ARAM AHARONIAN: ENTRE ESPECULAÇÕES E AGOUROS PELO FIM DO CHAVISMO

(Foto: Globovisión/Flickr)

Chávez, junto aos seus principais assessores, criou um projeto de país, mas após a sua morte, se produziu uma ruptura nessa unidade interna.

Por Aram Aharonian (jornalista uruguaio vivendo na Venezuela) - reproduzido do portal Carta Maior, de 18/10/2015

Dentro de 50 dias, a Venezuela vai eleger os novos integrantes da Assembleia Nacional, um pleito cujo resultado hoje é imprevisível, com um país diante de uma confrontação eleitoral entre a metáfora opositora do desastre e a vitória perfeita esperada pelo governo, que abusa da consigna da consolidação do processo bolivariano. E, segundo os chavistas, revolucionário.

Para fazer uma análise mais séria, deveríamos partir dos dados de quase vinte eleições anteriores, desde a disputa de 17 anos atrás, quando Hugo Chávez chegou à presidência, as pesquisas de opinião, a análise da capacidade de mobilização do Partido Socialista Unido da Venezuela (PSUV) e da Mesa de Unidade Democrática (MUD - coalizão opositora).

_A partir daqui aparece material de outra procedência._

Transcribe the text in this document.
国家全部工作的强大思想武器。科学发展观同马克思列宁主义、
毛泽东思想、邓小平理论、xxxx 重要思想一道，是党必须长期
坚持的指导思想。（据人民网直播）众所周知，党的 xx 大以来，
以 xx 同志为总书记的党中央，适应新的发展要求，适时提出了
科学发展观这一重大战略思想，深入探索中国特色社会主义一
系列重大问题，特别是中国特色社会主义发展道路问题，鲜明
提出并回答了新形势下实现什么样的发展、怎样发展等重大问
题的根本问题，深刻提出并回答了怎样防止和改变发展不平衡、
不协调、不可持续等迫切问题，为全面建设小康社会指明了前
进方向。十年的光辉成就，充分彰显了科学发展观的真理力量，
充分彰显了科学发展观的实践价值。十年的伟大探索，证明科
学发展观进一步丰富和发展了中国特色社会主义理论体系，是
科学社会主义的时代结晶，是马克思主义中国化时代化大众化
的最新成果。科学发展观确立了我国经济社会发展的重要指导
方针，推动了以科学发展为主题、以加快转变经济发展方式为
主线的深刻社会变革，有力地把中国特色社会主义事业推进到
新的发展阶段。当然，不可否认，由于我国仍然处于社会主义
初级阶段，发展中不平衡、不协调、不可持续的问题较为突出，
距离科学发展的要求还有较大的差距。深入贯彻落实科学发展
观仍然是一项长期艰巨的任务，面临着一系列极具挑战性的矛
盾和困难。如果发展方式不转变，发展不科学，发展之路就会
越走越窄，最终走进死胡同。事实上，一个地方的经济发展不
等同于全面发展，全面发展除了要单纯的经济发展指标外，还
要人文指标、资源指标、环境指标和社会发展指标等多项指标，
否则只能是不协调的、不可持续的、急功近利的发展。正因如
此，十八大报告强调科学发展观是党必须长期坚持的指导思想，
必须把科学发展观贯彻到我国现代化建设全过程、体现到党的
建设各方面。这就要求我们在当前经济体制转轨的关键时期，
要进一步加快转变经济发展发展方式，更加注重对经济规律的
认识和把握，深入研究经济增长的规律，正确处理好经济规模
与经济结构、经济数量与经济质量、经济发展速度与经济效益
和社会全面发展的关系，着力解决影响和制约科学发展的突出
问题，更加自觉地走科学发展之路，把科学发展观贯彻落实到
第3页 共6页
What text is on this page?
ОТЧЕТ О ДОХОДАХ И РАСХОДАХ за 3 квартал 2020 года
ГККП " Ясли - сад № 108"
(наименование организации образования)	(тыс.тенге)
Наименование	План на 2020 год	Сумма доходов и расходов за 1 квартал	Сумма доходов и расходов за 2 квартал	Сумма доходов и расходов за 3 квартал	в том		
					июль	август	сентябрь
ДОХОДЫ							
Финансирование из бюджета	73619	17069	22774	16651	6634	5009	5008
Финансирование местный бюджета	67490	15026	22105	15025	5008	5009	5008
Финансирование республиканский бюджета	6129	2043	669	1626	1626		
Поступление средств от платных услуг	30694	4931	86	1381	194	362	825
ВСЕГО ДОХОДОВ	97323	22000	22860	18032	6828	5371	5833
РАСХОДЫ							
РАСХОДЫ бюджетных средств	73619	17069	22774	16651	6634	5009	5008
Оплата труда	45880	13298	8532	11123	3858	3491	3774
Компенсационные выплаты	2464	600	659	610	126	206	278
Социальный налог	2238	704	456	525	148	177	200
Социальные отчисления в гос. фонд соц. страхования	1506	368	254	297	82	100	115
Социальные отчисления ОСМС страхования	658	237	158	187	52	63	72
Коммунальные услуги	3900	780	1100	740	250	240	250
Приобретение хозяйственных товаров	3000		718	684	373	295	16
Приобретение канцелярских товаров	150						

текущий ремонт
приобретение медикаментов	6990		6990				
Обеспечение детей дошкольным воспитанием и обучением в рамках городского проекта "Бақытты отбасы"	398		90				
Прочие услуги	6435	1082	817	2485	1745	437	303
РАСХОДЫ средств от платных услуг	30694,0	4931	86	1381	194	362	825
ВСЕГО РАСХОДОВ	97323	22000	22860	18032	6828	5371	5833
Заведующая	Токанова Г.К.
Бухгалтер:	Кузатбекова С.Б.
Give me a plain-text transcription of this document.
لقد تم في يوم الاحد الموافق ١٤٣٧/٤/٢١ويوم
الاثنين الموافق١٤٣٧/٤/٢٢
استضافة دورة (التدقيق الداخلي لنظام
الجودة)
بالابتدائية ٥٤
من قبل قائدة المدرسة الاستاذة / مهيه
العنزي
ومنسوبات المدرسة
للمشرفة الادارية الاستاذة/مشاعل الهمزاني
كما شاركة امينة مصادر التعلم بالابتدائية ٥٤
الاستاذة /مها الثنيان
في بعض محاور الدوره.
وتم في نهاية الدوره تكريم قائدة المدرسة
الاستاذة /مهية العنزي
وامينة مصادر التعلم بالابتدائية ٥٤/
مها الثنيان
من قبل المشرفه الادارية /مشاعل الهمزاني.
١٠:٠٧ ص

Não se pode deixar de considerar a delicada situação econômica do país, junto com a escassez e as longas filas, o que, para os analistas estrangeiros significa um “previsível” voto de castigo ao governo de Nicolás Maduro, com uma esperada maioria para a oposição. Mas a Venezuela é um país onde todos, bolivarianos e antichavistas, sentem falta da liderança de Hugo Chávez. O problema existe e é preciso reconhecer a responsabilidade do governo, que prefere insistir com a “guerra econômica” que, sem dúvida, não pode ser a única culpada.
 
E como se já não bastasse os problemas internos, o inimigo maior quer ajudar na desestabilização, promovendo dois conflitos limítrofes, com a Guiana – pelo território Essequibo – e com a Colômbia – pelo contrabando e a exportação dos seus problemas de segurança, especialmente o paramilitarismo.
 
Tibisay Lucena, a presidenta do Conselho Nacional Eleitoral, alertou sobre uma conspiração contra o organismo, uma denúncia que se repete a cada ano em que há eleições, e que nem sempre surge de dentro do país. Desta vez, a pressão veio do secretário de Estado dos Estados Unidos, John Kerry, e virão outros mais agressivos, segundo o diretor do diário Últimas Notícias, Eleazar Díaz Rangel.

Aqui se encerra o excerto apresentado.